Reputation: 2057
I'm using the following code to split array of strings into list.
private List<string> GenerateTerms(string[] docs)
{
return docs.SelectMany(doc => ProcessDocument(doc)).Distinct().ToList();
}
private IEnumerable<string> ProcessDocument(string doc)
{
return doc.Split(' ')
.GroupBy(word => word)
.OrderByDescending(g => g.Count())
.Select(g => g.Key)
.Take(1000);
}
What I want to do is replace the list returned with
Dictionary <string, int>
i.e. instead of returned list , i want to return Dictionary
Could anyone help ?? thanks in advance.
Upvotes: 2
Views: 2869
Reputation: 33391
Try this:
string[] docs = {"aaa bbb", "aaa ccc", "sss, ccc"};
var result = docs.SelectMany(doc => doc.Split())
.GroupBy(word => word)
.OrderByDescending(g => g.Count())
.ToDictionary(g => g.Key, g => g.Count())
.Take(1000);
EDIT:
var result = docs.SelectMany(
doc => doc.Split()
.GroupBy(word => word)
.OrderByDescending(g => g.Count())
.Take(1000))
.Select(g => new {Word = g.Key, Cnt = g.Count()})
.GroupBy(t => t.Word)
.ToDictionary(g => g.Key, g => g.Sum(t => t.Cnt));
Upvotes: 1
Reputation: 223412
string doc = "This is a test sentence with some words with some words repeating like: is a test";
var result = doc.Split(' ')
.GroupBy(word => word)
.OrderByDescending(g=> g.Count())
.Take(1000)
.ToDictionary(r => r.Key ,r=> r.Count());
EDIT:
I believe you are looking to get a final dictionary from array of strings, based on words as key and their final count as values. Since dictionary can't contain duplicate values, so you will not be required to use Distict
.
You have to re-write your methods as:
private Dictionary<string,int> GenerateTerms(string[] docs)
{
List<Dictionary<string, int>> combinedDictionaryList = new List<Dictionary<string, int>>();
foreach (string str in docs)
{
//Add returned dictionaries to a list
combinedDictionaryList.Add(ProcessDocument(str));
}
//return a single dictionary from list od dictionaries
return combinedDictionaryList
.SelectMany(dict=> dict)
.ToLookup(pair => pair.Key, pair => pair.Value)

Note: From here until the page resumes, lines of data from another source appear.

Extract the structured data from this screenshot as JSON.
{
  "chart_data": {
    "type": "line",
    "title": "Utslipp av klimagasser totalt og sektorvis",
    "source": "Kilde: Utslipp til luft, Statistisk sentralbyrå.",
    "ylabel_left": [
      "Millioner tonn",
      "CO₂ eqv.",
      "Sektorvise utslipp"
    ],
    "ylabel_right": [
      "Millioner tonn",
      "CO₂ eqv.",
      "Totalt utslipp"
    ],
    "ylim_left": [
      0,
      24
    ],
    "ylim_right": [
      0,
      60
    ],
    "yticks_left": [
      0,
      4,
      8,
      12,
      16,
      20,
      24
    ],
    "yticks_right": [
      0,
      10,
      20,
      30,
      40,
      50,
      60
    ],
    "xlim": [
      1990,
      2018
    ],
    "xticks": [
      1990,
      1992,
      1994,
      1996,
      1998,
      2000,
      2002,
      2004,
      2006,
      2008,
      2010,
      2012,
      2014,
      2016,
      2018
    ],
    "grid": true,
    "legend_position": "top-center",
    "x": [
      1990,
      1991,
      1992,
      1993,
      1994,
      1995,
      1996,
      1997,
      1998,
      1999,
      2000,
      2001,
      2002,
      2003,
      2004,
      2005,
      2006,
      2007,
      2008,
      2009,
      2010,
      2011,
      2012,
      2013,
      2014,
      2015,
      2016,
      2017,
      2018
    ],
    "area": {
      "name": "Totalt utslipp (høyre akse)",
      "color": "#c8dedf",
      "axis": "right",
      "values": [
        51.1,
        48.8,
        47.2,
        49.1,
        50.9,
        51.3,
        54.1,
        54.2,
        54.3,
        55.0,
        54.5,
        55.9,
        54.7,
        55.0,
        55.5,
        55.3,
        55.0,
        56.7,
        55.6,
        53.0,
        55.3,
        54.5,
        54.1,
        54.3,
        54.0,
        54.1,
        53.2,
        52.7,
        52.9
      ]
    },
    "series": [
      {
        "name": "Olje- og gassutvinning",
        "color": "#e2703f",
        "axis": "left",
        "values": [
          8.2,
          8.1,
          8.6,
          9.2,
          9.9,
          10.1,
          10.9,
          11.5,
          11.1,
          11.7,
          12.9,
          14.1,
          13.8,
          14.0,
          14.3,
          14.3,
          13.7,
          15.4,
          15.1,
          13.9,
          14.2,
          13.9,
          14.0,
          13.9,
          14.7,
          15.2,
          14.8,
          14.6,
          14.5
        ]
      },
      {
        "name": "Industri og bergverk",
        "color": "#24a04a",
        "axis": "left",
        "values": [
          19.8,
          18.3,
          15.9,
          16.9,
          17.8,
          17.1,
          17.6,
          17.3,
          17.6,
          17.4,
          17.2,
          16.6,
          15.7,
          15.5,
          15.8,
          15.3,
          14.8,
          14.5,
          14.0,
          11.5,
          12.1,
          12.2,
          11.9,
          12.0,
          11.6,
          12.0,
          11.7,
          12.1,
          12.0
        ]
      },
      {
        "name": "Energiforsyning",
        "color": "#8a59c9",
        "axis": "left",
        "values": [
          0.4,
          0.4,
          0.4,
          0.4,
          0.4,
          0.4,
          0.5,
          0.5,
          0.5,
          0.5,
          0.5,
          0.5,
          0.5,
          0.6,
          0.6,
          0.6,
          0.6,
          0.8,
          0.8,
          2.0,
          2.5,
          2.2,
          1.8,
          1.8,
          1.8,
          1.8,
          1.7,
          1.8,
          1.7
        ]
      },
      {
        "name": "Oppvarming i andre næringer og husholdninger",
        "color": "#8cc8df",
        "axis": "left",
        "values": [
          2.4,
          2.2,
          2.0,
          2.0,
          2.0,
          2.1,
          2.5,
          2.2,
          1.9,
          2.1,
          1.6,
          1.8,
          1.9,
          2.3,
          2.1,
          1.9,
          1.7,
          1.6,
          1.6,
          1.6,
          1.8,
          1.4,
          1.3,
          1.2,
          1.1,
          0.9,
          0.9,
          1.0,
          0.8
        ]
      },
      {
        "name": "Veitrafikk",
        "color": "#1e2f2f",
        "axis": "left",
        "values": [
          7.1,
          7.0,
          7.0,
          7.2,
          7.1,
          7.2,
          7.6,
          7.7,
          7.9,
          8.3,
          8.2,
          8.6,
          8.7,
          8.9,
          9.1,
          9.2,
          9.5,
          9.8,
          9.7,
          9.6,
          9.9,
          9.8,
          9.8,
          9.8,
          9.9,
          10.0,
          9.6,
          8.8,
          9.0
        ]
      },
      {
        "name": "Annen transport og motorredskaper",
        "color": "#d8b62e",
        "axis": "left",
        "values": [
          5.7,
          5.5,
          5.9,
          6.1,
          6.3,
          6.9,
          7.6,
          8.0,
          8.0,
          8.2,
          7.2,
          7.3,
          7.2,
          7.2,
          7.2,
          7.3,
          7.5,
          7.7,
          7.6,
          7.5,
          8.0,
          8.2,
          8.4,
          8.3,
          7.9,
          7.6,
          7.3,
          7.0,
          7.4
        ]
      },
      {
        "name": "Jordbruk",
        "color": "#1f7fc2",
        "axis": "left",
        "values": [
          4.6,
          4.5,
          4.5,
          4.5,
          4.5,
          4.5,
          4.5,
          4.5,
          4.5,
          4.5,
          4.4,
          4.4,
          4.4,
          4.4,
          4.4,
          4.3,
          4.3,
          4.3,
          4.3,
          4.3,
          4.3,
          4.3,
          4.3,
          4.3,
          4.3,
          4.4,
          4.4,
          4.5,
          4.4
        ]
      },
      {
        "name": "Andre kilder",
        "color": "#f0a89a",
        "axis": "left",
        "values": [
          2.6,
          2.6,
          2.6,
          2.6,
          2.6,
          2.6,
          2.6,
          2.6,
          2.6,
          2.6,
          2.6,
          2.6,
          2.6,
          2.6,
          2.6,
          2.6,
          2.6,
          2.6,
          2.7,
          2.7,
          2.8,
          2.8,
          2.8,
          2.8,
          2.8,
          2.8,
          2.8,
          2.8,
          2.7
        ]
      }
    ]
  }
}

.ToDictionary(group => group.Key, group => group.Sum(value => value));
}
private Dictionary<string,int> ProcessDocument(string doc)
{
return doc.Split(' ')
.GroupBy(word => word)
.OrderByDescending(g => g.Count())
.Take(1000)
.ToDictionary(r => r.Key, r => r.Count());
}
Then you can call it like:
string[] docs = new[]
{
"This is a test sentence with some words with some words repeating like: is a test",
"This is a test sentence with some words with some words repeating like: is a test",
"This is a test sentence with some words",
"This is a test sentence with some words",
};
Dictionary<string, int> finalDictionary = GenerateTerms(docs);
Upvotes: 2
Reputation: 667
Try something like this:
var keys = new List<string>();
var values = new List<string>();
var dictionary = keys.ToDictionary(x => x, x => values[keys.IndexOf(x)]);
Upvotes: 0
Reputation: 82375
Without any additional cruft the following should work.
return doc.Split(' ')
.GroupBy(word => word)
.ToDictionary(g => g.Key, g => g.Count());
Tailor it via Take
, OrderBy
etc as is necessary for your situation.
Upvotes: 0